Adaptive Integration

Computational math
Integration
Adaptive quadrature
Simpson's rule
Error estimation
Author

Apurva Nakade

Published

July 13, 2026

A fixed grid of \(n\) equally spaced subintervals, as in Numerical Integration, spends the same effort everywhere — even on parts of \([a,b]\) where \(f\) is nearly linear and a coarse panel would already be accurate. Adaptive quadrature instead refines the partition only where it is needed, driven by a target tolerance \(\varepsilon\) rather than a fixed panel count.

For an interval \([a,b]\) with midpoint \(c=(a+b)/2\), Simpson’s rule gives the estimate

\[ S(a,b) = \frac{b-a}{6}\Big(f(a) + 4f(c) + f(b)\Big). \]

Splitting \([a,b]\) at \(c\) and applying Simpson’s rule to each half gives a second, usually more accurate estimate \(S(a,c) + S(c,b)\). Comparing the two yields a cheap error estimate (via Richardson extrapolation):

\[ E \approx \frac{S(a,c) + S(c,b) - S(a,b)}{15}. \]

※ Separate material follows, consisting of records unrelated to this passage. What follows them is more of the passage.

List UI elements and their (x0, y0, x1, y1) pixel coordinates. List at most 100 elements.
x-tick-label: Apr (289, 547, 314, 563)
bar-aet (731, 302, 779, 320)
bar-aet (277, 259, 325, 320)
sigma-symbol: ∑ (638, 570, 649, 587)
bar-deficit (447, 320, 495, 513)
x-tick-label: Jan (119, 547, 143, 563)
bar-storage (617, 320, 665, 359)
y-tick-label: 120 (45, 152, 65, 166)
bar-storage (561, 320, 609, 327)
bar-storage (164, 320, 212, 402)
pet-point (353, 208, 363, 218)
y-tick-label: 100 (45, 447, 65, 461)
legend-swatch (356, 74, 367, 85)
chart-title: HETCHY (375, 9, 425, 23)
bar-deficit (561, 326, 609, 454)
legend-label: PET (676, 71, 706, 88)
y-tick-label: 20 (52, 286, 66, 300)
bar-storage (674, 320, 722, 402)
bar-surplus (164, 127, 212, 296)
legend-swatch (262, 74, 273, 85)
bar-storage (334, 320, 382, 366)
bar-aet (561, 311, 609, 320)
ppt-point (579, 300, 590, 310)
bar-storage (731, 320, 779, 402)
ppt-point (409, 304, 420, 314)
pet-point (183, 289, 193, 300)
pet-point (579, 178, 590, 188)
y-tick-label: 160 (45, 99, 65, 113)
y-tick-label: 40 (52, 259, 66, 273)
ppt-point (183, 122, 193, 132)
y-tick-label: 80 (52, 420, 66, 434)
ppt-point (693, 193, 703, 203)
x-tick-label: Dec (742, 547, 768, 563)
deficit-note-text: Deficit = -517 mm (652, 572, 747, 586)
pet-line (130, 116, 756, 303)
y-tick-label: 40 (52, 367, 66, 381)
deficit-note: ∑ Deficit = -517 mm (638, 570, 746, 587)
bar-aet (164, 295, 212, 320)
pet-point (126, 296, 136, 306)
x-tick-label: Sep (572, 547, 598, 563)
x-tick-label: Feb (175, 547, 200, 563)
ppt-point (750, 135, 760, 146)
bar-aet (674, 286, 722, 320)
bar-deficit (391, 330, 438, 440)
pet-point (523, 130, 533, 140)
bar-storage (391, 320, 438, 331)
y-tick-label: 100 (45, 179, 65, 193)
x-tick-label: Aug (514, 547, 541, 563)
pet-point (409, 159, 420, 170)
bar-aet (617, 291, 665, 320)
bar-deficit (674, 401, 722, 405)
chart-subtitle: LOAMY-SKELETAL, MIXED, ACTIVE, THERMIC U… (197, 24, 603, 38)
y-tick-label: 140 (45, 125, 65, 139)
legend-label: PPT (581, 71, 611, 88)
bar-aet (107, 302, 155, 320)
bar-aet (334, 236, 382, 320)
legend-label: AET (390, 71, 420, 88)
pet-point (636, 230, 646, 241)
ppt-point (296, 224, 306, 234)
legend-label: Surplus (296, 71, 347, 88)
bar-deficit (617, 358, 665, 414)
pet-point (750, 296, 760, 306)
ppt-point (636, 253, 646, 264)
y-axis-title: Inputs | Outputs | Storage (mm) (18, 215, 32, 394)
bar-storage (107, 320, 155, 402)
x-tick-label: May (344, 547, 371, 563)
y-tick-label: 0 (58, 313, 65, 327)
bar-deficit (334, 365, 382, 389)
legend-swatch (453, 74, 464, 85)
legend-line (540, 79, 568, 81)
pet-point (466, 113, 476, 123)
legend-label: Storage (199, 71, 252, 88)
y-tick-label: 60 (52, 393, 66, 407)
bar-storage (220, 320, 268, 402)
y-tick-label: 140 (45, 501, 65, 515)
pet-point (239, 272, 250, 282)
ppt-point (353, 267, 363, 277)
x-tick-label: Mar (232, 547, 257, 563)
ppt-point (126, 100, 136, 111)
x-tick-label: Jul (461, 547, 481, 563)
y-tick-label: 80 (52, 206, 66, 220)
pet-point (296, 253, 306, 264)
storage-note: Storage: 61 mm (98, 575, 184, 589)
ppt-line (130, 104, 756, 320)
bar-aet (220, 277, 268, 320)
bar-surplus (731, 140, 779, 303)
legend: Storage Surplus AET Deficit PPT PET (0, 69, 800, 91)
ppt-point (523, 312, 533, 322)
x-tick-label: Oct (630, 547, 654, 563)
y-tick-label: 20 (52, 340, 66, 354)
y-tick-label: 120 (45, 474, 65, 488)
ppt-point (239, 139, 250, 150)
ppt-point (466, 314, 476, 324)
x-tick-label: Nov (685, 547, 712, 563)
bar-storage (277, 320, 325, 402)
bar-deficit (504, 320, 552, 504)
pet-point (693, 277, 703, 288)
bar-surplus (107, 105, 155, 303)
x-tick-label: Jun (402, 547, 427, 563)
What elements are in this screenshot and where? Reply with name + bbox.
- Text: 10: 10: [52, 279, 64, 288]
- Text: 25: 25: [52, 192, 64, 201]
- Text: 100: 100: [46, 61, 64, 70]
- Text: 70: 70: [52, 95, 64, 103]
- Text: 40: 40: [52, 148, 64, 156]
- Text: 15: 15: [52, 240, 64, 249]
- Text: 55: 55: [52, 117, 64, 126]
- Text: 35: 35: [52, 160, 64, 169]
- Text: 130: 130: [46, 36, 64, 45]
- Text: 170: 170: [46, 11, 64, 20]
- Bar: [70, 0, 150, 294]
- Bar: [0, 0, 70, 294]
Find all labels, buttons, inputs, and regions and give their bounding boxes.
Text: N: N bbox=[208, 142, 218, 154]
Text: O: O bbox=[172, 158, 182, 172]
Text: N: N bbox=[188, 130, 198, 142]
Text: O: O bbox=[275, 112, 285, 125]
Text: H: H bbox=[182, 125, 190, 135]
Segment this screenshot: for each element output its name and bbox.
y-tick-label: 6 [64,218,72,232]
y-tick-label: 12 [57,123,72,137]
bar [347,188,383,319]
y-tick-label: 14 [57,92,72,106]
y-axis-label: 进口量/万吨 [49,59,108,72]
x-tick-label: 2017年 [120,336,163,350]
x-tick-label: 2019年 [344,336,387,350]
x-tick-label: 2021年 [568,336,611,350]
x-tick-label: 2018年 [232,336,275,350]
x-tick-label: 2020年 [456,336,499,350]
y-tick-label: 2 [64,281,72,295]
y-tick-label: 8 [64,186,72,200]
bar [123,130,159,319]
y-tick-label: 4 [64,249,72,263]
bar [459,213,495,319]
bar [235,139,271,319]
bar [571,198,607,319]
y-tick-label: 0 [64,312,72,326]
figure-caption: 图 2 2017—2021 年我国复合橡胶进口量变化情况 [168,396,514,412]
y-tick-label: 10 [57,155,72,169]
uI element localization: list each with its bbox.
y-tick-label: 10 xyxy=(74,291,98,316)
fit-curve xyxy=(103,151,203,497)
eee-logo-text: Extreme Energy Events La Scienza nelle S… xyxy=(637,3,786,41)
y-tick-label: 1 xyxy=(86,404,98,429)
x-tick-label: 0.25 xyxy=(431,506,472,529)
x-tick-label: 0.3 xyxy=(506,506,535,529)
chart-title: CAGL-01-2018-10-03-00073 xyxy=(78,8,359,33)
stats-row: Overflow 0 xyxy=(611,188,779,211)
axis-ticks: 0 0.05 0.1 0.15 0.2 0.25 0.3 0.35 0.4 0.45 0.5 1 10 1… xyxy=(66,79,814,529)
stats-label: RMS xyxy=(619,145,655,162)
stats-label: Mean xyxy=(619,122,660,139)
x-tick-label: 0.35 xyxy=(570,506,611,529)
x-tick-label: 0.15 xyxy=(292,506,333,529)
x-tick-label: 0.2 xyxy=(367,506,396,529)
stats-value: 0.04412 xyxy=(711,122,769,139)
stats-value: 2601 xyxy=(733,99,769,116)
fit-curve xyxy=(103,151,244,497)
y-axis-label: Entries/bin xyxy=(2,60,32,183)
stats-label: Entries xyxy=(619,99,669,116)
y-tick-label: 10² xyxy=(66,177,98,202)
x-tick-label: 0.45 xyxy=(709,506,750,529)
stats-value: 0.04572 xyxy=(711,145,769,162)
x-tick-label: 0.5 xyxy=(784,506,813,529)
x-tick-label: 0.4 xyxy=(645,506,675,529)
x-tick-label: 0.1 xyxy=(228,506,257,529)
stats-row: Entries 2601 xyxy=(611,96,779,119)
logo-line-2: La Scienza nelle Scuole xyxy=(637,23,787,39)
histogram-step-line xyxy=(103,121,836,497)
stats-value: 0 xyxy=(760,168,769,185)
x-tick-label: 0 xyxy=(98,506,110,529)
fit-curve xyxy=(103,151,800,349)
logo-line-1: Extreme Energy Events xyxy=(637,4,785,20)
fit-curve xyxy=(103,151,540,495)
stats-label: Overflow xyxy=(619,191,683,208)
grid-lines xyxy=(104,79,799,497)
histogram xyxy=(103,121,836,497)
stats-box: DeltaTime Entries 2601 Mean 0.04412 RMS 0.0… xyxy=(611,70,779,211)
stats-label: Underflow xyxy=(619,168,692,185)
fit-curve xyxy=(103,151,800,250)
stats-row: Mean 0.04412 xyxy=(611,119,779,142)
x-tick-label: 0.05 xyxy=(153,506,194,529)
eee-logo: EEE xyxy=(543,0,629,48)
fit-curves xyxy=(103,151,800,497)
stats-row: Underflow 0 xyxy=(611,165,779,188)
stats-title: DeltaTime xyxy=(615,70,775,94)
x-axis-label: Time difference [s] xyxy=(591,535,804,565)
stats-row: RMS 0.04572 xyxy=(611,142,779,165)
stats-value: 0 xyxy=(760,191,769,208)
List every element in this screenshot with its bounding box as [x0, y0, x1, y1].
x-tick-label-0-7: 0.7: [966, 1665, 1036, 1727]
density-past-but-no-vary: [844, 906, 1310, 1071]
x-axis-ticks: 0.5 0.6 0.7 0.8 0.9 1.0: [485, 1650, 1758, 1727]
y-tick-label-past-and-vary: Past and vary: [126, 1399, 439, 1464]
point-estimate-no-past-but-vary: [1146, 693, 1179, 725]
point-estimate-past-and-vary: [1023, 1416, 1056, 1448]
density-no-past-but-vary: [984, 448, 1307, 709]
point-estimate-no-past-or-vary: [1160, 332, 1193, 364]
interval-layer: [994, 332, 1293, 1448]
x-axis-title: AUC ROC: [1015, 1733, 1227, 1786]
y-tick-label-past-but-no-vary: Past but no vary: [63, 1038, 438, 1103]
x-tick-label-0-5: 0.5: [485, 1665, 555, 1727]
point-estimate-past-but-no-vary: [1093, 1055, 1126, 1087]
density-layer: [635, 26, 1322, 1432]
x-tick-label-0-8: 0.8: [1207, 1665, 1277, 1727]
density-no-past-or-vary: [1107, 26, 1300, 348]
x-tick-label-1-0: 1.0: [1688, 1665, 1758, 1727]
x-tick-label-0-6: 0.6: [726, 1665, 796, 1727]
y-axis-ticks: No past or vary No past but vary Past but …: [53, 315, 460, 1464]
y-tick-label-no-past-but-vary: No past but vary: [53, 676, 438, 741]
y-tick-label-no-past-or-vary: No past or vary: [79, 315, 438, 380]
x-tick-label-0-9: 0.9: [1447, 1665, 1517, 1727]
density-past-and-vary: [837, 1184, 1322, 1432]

If \(|S(a,c) + S(c,b) - S(a,b)| \le 15\varepsilon\), the interval is accepted as a leaf of the partition, with estimate \(S(a,c) + S(c,b) + E\). Otherwise \([a,b]\) is bisected at \(c\), and each half is recursed into with tolerance \(\varepsilon/2\) — so that no matter how deep the recursion goes, the sub-tolerances across all leaves never exceed the original \(\varepsilon\).